The White House had asked the industry to come up with a list of measures to ensure safe conditions. USA Today reported on the proposal earlier Wednesday. Members of CLIA, as the trade group is known, make up 90% of global cruise capacity and include major carriers such as Carnival Corp. and Royal Caribbean Cruises Ltd.
Still, it wasn’t clear the proposal would allay the concerns of governments and health officials. Earlier this week, the State Department said all Americans should avoid cruise travel, citing the increased risk of infection on the vessels. It said older travelers and those with underlying conditions were especially at risk.
But the department ultimately left the decision to passengers, many of whom openly ignored it.
The CLIA proposal could have a dramatic impact on bookings. A 2018 study showed the 70-and-up age group represented 14% of passengers. The biggest age group was 60-69, representing 19%.

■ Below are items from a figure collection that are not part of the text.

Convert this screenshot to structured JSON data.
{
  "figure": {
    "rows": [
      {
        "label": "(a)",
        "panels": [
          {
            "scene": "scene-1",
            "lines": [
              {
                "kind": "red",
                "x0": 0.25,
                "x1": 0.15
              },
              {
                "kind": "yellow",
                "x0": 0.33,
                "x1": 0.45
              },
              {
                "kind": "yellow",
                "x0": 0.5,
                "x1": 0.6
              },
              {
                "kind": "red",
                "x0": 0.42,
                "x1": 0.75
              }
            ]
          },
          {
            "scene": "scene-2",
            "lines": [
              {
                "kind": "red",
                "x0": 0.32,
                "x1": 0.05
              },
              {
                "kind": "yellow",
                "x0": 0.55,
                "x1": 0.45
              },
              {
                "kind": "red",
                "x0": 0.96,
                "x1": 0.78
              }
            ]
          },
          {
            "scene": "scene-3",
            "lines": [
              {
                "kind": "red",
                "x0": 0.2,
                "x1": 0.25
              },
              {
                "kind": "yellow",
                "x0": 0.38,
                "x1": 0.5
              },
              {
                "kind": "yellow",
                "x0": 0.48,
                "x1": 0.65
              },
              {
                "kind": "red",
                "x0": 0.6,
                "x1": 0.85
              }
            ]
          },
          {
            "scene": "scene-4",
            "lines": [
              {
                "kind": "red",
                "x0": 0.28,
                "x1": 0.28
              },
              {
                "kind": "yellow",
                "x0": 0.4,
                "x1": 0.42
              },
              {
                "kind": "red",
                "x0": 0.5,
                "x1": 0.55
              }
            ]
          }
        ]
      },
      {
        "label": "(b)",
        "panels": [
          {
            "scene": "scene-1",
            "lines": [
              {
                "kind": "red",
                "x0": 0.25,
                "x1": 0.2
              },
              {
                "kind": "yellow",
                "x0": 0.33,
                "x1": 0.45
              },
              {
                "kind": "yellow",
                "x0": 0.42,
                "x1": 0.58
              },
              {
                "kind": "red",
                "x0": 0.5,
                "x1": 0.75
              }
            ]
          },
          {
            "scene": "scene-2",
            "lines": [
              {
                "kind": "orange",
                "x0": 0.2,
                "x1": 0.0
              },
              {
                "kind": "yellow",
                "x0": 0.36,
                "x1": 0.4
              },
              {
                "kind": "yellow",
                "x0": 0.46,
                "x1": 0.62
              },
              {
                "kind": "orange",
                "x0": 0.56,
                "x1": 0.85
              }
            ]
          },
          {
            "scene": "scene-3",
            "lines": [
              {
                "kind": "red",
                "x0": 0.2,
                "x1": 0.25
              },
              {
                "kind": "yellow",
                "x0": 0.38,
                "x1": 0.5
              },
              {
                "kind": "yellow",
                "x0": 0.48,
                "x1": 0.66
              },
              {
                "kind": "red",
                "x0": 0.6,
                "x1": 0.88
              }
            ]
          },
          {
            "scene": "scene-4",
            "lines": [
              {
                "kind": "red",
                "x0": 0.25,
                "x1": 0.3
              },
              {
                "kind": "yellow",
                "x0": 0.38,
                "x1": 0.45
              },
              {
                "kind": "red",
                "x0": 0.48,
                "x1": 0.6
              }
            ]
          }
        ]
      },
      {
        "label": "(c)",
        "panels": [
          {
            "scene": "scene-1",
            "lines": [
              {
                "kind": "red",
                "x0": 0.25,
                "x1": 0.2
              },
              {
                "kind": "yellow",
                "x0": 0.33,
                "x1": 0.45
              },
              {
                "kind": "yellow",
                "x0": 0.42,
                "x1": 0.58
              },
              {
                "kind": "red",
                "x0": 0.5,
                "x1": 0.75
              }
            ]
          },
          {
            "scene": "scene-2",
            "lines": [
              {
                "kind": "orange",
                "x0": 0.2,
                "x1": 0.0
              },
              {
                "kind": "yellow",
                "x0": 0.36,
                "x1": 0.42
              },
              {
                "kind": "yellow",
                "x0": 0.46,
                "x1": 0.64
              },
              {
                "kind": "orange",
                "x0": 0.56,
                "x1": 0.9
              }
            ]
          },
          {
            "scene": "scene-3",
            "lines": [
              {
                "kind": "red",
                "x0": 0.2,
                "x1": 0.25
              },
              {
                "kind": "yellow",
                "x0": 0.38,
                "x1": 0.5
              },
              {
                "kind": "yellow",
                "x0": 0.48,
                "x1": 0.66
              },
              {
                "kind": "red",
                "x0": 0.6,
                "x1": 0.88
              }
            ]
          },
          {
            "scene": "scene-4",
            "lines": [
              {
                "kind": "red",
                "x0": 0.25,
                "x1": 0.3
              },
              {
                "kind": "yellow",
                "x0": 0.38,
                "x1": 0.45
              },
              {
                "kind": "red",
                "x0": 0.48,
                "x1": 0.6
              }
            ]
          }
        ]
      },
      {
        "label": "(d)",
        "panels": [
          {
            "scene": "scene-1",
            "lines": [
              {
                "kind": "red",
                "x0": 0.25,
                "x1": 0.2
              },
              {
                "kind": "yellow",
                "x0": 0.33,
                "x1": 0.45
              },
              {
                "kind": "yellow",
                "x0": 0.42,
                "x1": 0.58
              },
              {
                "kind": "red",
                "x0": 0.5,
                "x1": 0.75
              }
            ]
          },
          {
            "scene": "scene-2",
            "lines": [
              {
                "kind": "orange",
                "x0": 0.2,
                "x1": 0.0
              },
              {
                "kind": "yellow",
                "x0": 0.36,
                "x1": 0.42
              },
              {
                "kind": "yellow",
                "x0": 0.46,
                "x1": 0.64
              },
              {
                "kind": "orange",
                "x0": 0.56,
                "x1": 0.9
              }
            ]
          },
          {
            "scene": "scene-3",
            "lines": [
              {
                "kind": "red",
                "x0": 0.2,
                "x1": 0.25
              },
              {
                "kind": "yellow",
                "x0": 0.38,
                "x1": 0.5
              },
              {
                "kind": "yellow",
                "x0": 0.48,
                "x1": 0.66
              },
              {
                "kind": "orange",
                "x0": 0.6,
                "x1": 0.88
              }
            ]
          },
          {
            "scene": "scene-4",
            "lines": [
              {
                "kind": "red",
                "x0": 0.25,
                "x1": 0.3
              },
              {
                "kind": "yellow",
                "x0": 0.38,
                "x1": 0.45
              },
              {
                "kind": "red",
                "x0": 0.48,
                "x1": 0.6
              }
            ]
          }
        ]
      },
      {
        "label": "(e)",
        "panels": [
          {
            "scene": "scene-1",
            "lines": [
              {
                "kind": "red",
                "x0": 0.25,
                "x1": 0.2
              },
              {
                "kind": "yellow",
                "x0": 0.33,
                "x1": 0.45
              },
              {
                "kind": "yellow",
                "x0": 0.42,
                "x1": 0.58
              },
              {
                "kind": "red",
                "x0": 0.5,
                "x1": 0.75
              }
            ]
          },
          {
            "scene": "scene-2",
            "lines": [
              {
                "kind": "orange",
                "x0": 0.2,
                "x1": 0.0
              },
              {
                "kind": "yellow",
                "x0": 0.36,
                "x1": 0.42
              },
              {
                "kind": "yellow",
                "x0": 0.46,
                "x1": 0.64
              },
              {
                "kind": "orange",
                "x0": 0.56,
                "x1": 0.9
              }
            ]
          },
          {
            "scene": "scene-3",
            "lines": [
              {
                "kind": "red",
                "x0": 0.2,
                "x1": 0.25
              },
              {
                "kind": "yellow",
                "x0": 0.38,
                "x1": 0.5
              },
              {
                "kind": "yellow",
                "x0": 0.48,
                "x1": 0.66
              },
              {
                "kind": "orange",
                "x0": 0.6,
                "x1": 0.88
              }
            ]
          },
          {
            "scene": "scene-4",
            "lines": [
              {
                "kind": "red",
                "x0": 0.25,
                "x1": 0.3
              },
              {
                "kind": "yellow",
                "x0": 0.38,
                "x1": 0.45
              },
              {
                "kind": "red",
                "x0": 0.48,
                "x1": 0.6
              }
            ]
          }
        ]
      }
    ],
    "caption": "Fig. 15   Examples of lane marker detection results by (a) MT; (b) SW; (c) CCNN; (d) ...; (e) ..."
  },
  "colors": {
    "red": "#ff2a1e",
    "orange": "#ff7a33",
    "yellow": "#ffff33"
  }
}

The cruise business has been upended by the spread of the virus and cases on two ships operated by Carnival’s Princess line, one in Yokohama, Japan, and the other off California. Other vessels have been refused permission to dock or faced quarantines, though no cases were ultimately found.
The incidents have strained health resources, forced passengers into quarantine and wiped about $49 billion -- or 65% -- off the market values of Carnival, Royal Caribbean and Norwegian Cruise Line Holdings Ltd., the three biggest operators, since mid January.
All three stocks plummeted again Wednesday, led by Norwegian’s 22% loss.